Clemmet T, Campbell K, Basarir H. Key features of economic models used in submissions to NICE in dermatology indications. Poster to be given at the ISPOR Europe 2024; November 17, 2024. Barcelona, Spain.


OBJECTIVES: To review the key features of economic models used in submissions to the National Institute for Health and Care Excellence (NICE) in dermatology indications.

METHODS: The NICE website was searched on 24 April 2024 to identify technology appraisals (TAs) reporting cost[1]effectiveness analyses in dermatology.
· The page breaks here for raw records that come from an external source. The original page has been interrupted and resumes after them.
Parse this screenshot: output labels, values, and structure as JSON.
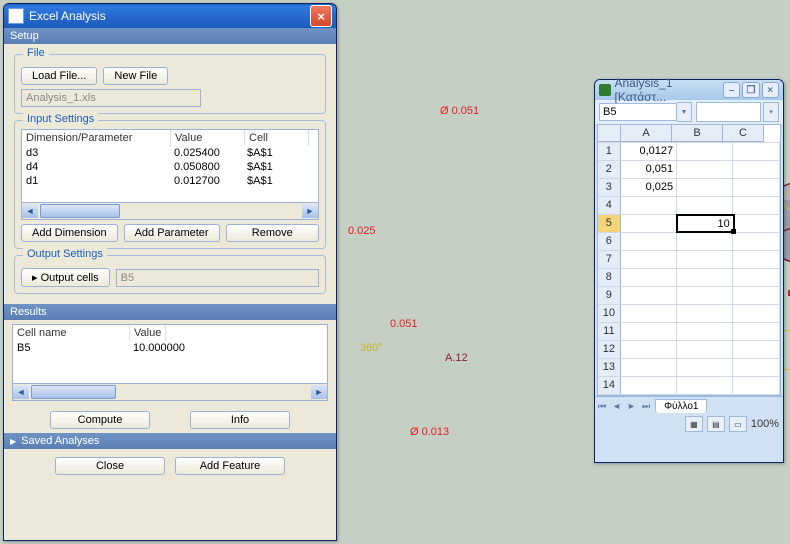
{
  "dialog": {
    "title": "Excel Analysis",
    "sections": {
      "setup": "Setup",
      "results": "Results",
      "saved": "Saved Analyses"
    },
    "file": {
      "title": "File",
      "load": "Load File...",
      "new": "New File",
      "path": "Analysis_1.xls"
    },
    "input": {
      "title": "Input Settings",
      "headers": {
        "p": "Dimension/Parameter",
        "v": "Value",
        "c": "Cell"
      },
      "rows": [
        {
          "p": "d3",
          "v": "0.025400",
          "c": "$A$1"
        },
        {
          "p": "d4",
          "v": "0.050800",
          "c": "$A$1"
        },
        {
          "p": "d1",
          "v": "0.012700",
          "c": "$A$1"
        }
      ],
      "addDim": "Add Dimension",
      "addParam": "Add Parameter",
      "remove": "Remove"
    },
    "output": {
      "title": "Output Settings",
      "btn": "Output cells",
      "val": "B5"
    },
    "resultsTable": {
      "headers": {
        "n": "Cell name",
        "v": "Value"
      },
      "rows": [
        {
          "n": "B5",
          "v": "10.000000"
        }
      ]
    },
    "compute": "Compute",
    "info": "Info",
    "close": "Close",
    "addFeature": "Add Feature"
  },
  "viewport": {
    "dims": {
      "d051a": "Ø 0.051",
      "d025": "0.025",
      "d051b": "0.051",
      "dA12": "A.12",
      "d013": "Ø 0.013",
      "ang": "360°"
    }
  },
  "excel": {
    "title": "Analysis_1  [Κατάστ...",
    "nameBox": "B5",
    "cols": {
      "A": "A",
      "B": "B",
      "C": "C"
    },
    "cells": {
      "A1": "0,0127",
      "A2": "0,051",
      "A3": "0,025",
      "B5": "10"
    },
    "sheetTab": "Φύλλο1",
    "zoom": "100%"
  }
}
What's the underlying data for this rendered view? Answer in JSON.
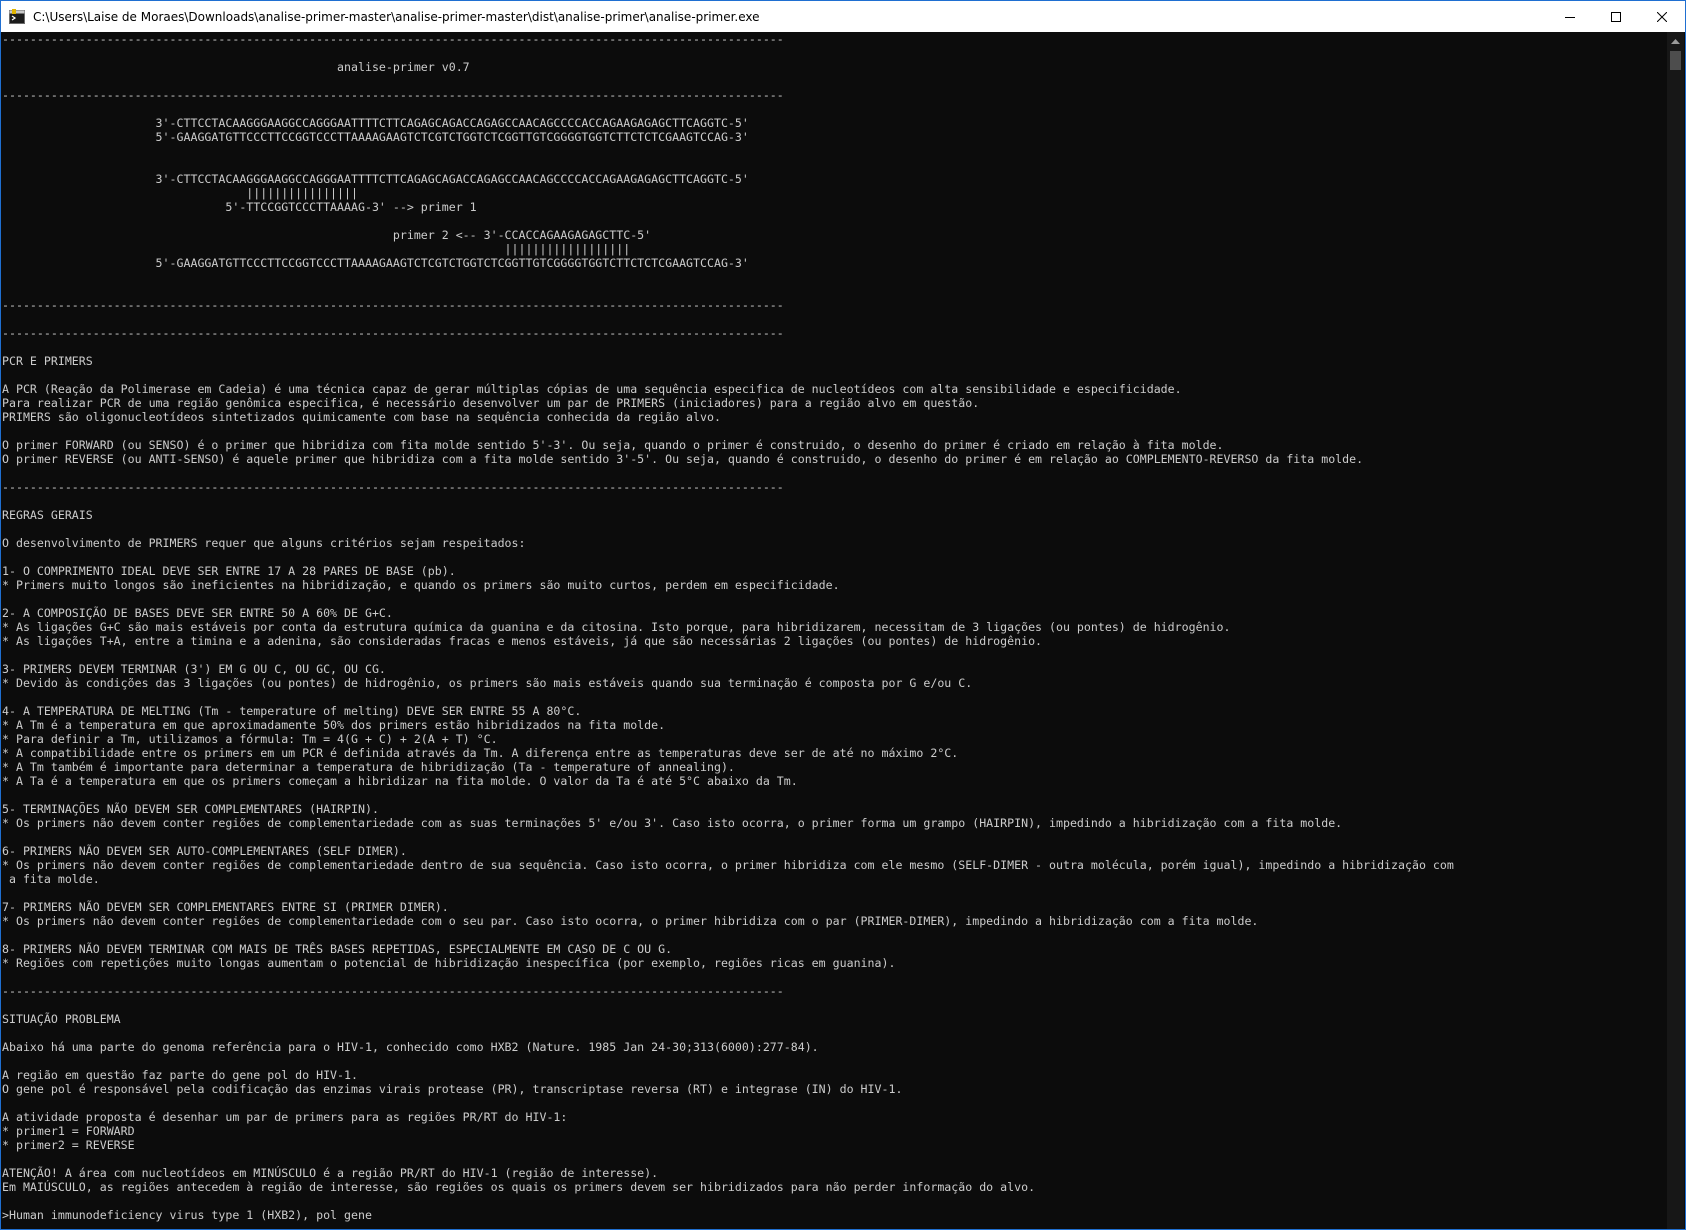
{
  "window": {
    "title": "C:\\Users\\Laise de Moraes\\Downloads\\analise-primer-master\\analise-primer-master\\dist\\analise-primer\\analise-primer.exe"
  },
  "console": {
    "lines": [
      "----------------------------------------------------------------------------------------------------------------",
      "",
      "                                                analise-primer v0.7",
      "",
      "----------------------------------------------------------------------------------------------------------------",
      "",
      "                      3'-CTTCCTACAAGGGAAGGCCAGGGAATTTTCTTCAGAGCAGACCAGAGCCAACAGCCCCACCAGAAGAGAGCTTCAGGTC-5'",
      "                      5'-GAAGGATGTTCCCTTCCGGTCCCTTAAAAGAAGTCTCGTCTGGTCTCGGTTGTCGGGGTGGTCTTCTCTCGAAGTCCAG-3'",
      "",
      "",
      "                      3'-CTTCCTACAAGGGAAGGCCAGGGAATTTTCTTCAGAGCAGACCAGAGCCAACAGCCCCACCAGAAGAGAGCTTCAGGTC-5'",
      "                                   ||||||||||||||||",
      "                                5'-TTCCGGTCCCTTAAAAG-3' --> primer 1",
      "",
      "                                                        primer 2 <-- 3'-CCACCAGAAGAGAGCTTC-5'",
      "                                                                        ||||||||||||||||||",
      "                      5'-GAAGGATGTTCCCTTCCGGTCCCTTAAAAGAAGTCTCGTCTGGTCTCGGTTGTCGGGGTGGTCTTCTCTCGAAGTCCAG-3'",
      "",
      "",
      "----------------------------------------------------------------------------------------------------------------",
      "",
      "----------------------------------------------------------------------------------------------------------------",
      "",
      "PCR E PRIMERS",
      "",
      "A PCR (Reação da Polimerase em Cadeia) é uma técnica capaz de gerar múltiplas cópias de uma sequência especifica de nucleotídeos com alta sensibilidade e especificidade.",
      "Para realizar PCR de uma região genômica especifica, é necessário desenvolver um par de PRIMERS (iniciadores) para a região alvo em questão.",
      "PRIMERS são oligonucleotídeos sintetizados quimicamente com base na sequência conhecida da região alvo.",
      "",
      "O primer FORWARD (ou SENSO) é o primer que hibridiza com fita molde sentido 5'-3'. Ou seja, quando o primer é construido, o desenho do primer é criado em relação à fita molde.",
      "O primer REVERSE (ou ANTI-SENSO) é aquele primer que hibridiza com a fita molde sentido 3'-5'. Ou seja, quando é construido, o desenho do primer é em relação ao COMPLEMENTO-REVERSO da fita molde.",
      "",
      "----------------------------------------------------------------------------------------------------------------",
      "",
      "REGRAS GERAIS",
      "",
      "O desenvolvimento de PRIMERS requer que alguns critérios sejam respeitados:",
      "",
      "1- O COMPRIMENTO IDEAL DEVE SER ENTRE 17 A 28 PARES DE BASE (pb).",
      "* Primers muito longos são ineficientes na hibridização, e quando os primers são muito curtos, perdem em especificidade.",
      "",
      "2- A COMPOSIÇÃO DE BASES DEVE SER ENTRE 50 A 60% DE G+C.",
      "* As ligações G+C são mais estáveis por conta da estrutura química da guanina e da citosina. Isto porque, para hibridizarem, necessitam de 3 ligações (ou pontes) de hidrogênio.",
      "* As ligações T+A, entre a timina e a adenina, são consideradas fracas e menos estáveis, já que são necessárias 2 ligações (ou pontes) de hidrogênio.",
      "",
      "3- PRIMERS DEVEM TERMINAR (3') EM G OU C, OU GC, OU CG.",
      "* Devido às condições das 3 ligações (ou pontes) de hidrogênio, os primers são mais estáveis quando sua terminação é composta por G e/ou C.",
      "",
      "4- A TEMPERATURA DE MELTING (Tm - temperature of melting) DEVE SER ENTRE 55 A 80°C.",
      "* A Tm é a temperatura em que aproximadamente 50% dos primers estão hibridizados na fita molde.",
      "* Para definir a Tm, utilizamos a fórmula: Tm = 4(G + C) + 2(A + T) °C.",
      "* A compatibilidade entre os primers em um PCR é definida através da Tm. A diferença entre as temperaturas deve ser de até no máximo 2°C.",
      "* A Tm também é importante para determinar a temperatura de hibridização (Ta - temperature of annealing).",
      "* A Ta é a temperatura em que os primers começam a hibridizar na fita molde. O valor da Ta é até 5°C abaixo da Tm.",
      "",
      "5- TERMINAÇÕES NÃO DEVEM SER COMPLEMENTARES (HAIRPIN).",
      "* Os primers não devem conter regiões de complementariedade com as suas terminações 5' e/ou 3'. Caso isto ocorra, o primer forma um grampo (HAIRPIN), impedindo a hibridização com a fita molde.",
      "",
      "6- PRIMERS NÃO DEVEM SER AUTO-COMPLEMENTARES (SELF DIMER).",
      "* Os primers não devem conter regiões de complementariedade dentro de sua sequência. Caso isto ocorra, o primer hibridiza com ele mesmo (SELF-DIMER - outra molécula, porém igual), impedindo a hibridização com",
      " a fita molde.",
      "",
      "7- PRIMERS NÃO DEVEM SER COMPLEMENTARES ENTRE SI (PRIMER DIMER).",
      "* Os primers não devem conter regiões de complementariedade com o seu par. Caso isto ocorra, o primer hibridiza com o par (PRIMER-DIMER), impedindo a hibridização com a fita molde.",
      "",
      "8- PRIMERS NÃO DEVEM TERMINAR COM MAIS DE TRÊS BASES REPETIDAS, ESPECIALMENTE EM CASO DE C OU G.",
      "* Regiões com repetições muito longas aumentam o potencial de hibridização inespecífica (por exemplo, regiões ricas em guanina).",
      "",
      "----------------------------------------------------------------------------------------------------------------",
      "",
      "SITUAÇÃO PROBLEMA",
      "",
      "Abaixo há uma parte do genoma referência para o HIV-1, conhecido como HXB2 (Nature. 1985 Jan 24-30;313(6000):277-84).",
      "",
      "A região em questão faz parte do gene pol do HIV-1.",
      "O gene pol é responsável pela codificação das enzimas virais protease (PR), transcriptase reversa (RT) e integrase (IN) do HIV-1.",
      "",
      "A atividade proposta é desenhar um par de primers para as regiões PR/RT do HIV-1:",
      "* primer1 = FORWARD",
      "* primer2 = REVERSE",
      "",
      "ATENÇÃO! A área com nucleotídeos em MINÚSCULO é a região PR/RT do HIV-1 (região de interesse).",
      "Em MAIÚSCULO, as regiões antecedem à região de interesse, são regiões os quais os primers devem ser hibridizados para não perder informação do alvo.",
      "",
      ">Human immunodeficiency virus type 1 (HXB2), pol gene"
    ]
  }
}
RESULTS: Searches identified 33 TAs, 9 of which were excluded (4 cost comparisons, 4 not dermatology, 1 in development). The remaining 24 TAs were included. The structures of 13 (all psoriasis [PsO]) of these 24 models were based on the York Model (TA103), which comprises short-term decision-tree and long-term Markov components. Five of 24 had a similar structure to the York Model without explicit citation (3 atopic dermatitis [AD], 1 alopecia areata [AA], 1 prurigo nodularis). In these 18 models, response was based on condition-specific measures, and differences included the response definition, timing of response assessment, treatment sequencing, and short-term modelling approach. The remaining 6 of 24 used alternative structures: 2 were individual-level (hand eczema and urticaria) and 4 were cohort-level (2 hidradenitis suppurativa [HS], 1 AA, 1 AD) models. Convergence Diagnosis and Output Analysis (CODA) was used to preserve the relationship between response covariates in probabilistic analyses in 10 TAs (8 PsO, 1 AD, 1 HS). Waning of treatment effect was implemented in 3 AD models. All but 1 (in AA, citing lack of quality-of-life improvement and unacceptable level of uncertainty around cost-effectiveness outcomes) of the included TAs received a recommendation. The endpoint and threshold used to define response were the main concerns of evidence assessment groups.

CONCLUSIONS: Economic models in 24 NICE submissions in dermatology were reviewed. Most models were based on or similar to the York Model. Almost half used CODA, and a minority implemented waning of treatment effect. Endpoints and their use were the primary concern. Recommendations were not related to the model features.